Since the international community still wants to find a peaceful solution to the Ukrainian crisis, the Secretary-General of the United Nations (UN) Ban Ki-moon visited Moscow. “As Secretary General, I must say that I am deeply concerned about the current situation,” at the beginning of talks with Putin said Ban. Today, the UN Secretary-General also met with Russian Foreign Minister Lavrov. From Moscow Ban will travel to Kiev.
Meanwhile, the drama with the commander of the Ukrainian Navy ended. Ukrainian Presidency announced that Sergei Gajduka was released during the night. They also released all captured civilians. Gajduka was captured by proruske forces when they took command of the Ukrainian Navy in Sevastopol on Wednesday morning. Ukrainian interim President Turčinov then put three-hour time limit for his release to the authorities in Crimea, in the opposite case, he threatened with the “appropriate response”.
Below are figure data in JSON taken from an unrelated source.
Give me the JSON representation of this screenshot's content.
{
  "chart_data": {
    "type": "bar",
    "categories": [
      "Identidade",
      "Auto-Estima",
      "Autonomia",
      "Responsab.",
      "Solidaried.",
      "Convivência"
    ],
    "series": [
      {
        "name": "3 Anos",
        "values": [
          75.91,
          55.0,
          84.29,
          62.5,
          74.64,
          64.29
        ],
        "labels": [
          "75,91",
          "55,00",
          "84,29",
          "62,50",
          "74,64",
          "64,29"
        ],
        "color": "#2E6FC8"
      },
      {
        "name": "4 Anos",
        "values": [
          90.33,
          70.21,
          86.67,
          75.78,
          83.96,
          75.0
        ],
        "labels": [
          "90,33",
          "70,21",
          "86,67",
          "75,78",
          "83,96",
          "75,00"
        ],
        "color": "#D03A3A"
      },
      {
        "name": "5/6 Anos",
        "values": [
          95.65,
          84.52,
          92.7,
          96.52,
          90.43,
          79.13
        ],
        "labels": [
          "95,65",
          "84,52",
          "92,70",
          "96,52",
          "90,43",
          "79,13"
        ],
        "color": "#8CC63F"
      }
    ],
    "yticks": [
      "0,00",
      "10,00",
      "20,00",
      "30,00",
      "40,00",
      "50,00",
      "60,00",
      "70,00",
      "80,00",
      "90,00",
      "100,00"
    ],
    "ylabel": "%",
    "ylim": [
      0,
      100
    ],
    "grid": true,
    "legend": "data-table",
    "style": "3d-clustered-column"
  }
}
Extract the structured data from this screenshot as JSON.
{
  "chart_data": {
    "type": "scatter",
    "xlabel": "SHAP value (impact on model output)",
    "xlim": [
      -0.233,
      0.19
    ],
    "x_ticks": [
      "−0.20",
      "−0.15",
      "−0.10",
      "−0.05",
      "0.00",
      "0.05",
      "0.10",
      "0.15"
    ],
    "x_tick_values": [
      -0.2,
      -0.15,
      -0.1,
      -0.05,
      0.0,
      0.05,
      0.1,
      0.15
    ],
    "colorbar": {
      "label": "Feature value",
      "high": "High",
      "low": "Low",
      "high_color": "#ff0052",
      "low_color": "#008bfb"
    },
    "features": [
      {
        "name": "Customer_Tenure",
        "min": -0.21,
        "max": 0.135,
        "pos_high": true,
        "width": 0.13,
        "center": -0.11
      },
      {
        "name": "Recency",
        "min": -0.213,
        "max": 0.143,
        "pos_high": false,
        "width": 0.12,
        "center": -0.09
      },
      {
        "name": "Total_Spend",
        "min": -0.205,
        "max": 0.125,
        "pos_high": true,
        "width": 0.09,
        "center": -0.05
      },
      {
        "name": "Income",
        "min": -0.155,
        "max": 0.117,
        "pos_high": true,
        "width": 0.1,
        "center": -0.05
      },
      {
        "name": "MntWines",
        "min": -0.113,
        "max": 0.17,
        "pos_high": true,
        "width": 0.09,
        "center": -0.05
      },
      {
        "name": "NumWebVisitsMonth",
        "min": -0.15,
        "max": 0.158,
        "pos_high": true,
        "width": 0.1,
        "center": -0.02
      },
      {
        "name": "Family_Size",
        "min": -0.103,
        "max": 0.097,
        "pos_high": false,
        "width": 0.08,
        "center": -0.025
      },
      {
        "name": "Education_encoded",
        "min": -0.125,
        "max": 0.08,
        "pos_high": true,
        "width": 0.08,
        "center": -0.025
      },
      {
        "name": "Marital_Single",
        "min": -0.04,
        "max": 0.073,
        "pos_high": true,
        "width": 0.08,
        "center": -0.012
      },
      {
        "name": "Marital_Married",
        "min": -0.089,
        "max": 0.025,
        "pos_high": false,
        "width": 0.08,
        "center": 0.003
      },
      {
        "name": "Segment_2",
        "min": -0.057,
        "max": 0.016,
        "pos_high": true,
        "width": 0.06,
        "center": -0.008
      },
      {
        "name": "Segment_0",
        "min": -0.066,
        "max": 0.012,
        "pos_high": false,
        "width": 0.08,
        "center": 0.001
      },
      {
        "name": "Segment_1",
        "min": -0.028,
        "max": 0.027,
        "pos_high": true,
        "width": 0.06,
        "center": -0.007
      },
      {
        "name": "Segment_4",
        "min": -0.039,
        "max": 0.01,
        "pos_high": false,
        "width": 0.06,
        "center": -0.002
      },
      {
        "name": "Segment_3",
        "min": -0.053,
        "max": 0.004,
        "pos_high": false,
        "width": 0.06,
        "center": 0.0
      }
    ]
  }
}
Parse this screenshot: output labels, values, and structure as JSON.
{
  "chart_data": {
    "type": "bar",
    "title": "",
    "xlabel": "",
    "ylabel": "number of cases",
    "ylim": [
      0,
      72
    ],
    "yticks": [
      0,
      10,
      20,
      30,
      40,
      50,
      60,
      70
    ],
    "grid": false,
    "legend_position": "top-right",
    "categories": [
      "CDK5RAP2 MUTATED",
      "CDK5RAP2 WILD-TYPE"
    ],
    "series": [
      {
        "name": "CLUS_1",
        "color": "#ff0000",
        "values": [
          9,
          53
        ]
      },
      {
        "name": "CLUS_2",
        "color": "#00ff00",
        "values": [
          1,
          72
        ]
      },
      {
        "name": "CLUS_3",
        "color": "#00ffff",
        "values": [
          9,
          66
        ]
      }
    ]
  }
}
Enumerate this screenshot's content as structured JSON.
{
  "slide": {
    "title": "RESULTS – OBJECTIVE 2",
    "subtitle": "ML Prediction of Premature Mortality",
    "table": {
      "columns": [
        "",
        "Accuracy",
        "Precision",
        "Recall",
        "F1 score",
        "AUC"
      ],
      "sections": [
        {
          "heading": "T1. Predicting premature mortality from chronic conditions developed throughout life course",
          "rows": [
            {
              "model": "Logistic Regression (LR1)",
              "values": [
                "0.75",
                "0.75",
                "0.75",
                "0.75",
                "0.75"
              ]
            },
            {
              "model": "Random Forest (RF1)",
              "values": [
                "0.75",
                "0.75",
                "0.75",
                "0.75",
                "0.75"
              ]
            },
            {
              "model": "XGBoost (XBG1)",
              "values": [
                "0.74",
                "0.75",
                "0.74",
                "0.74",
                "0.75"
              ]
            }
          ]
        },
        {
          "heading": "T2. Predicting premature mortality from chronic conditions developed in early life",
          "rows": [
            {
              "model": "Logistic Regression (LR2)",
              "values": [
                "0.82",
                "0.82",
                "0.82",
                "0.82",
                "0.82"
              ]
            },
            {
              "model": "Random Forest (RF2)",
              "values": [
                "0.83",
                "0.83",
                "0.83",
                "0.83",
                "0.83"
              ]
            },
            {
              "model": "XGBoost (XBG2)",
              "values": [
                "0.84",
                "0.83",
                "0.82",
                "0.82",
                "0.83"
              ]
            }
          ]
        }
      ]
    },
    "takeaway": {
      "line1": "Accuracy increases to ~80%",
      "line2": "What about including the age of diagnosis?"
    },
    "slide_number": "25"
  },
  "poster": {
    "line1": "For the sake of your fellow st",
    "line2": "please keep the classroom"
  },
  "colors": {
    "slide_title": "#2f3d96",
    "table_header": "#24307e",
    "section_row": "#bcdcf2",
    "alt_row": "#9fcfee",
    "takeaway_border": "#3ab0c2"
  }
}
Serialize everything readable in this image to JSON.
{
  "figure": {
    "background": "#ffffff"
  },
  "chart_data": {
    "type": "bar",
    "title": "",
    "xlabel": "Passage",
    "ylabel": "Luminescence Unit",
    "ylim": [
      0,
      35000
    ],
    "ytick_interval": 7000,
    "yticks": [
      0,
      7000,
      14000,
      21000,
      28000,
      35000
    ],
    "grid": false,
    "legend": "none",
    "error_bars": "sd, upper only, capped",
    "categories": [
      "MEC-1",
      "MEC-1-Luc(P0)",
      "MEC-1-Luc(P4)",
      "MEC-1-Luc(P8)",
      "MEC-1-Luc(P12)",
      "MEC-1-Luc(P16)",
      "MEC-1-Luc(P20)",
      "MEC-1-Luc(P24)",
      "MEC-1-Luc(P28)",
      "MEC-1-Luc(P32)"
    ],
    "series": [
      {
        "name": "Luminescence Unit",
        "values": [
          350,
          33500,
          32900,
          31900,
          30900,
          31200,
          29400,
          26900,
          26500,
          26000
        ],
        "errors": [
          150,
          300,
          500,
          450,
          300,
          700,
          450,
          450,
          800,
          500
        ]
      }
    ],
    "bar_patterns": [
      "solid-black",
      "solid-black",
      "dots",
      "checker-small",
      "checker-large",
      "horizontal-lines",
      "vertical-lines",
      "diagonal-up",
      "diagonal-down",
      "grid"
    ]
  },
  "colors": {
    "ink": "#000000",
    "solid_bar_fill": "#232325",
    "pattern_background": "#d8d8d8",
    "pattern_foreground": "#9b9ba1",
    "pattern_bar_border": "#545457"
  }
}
After the expiration of the ultimatum, there was no news. On Wednesday evening, the Russian Defence Minister Sergei Šojgu phoned representatives of the Crimean authorities and urged them to release Gajduka. Russia’s Foreign Minister Lavrov also called for his release.
The major part of buildings is now under the control of proruskih forces, according to many, this is the first sign that the Russian forces began to assume the controls on the Ukrainian military bases. On wednesday, proruske forces have taken over a Ukrainian naval base Novoozerne in the west of the Crimea.
President of the Ukrainian National Council for the Defense Andrij Parubij then announced that Ukraine is preparing a plan for the withdrawal of their troops and their families from the Crimea. Council of Defense also told the Ukrainian Government to prepaire a plan to withdraw all Ukrainians who do not want to stay in Crimea.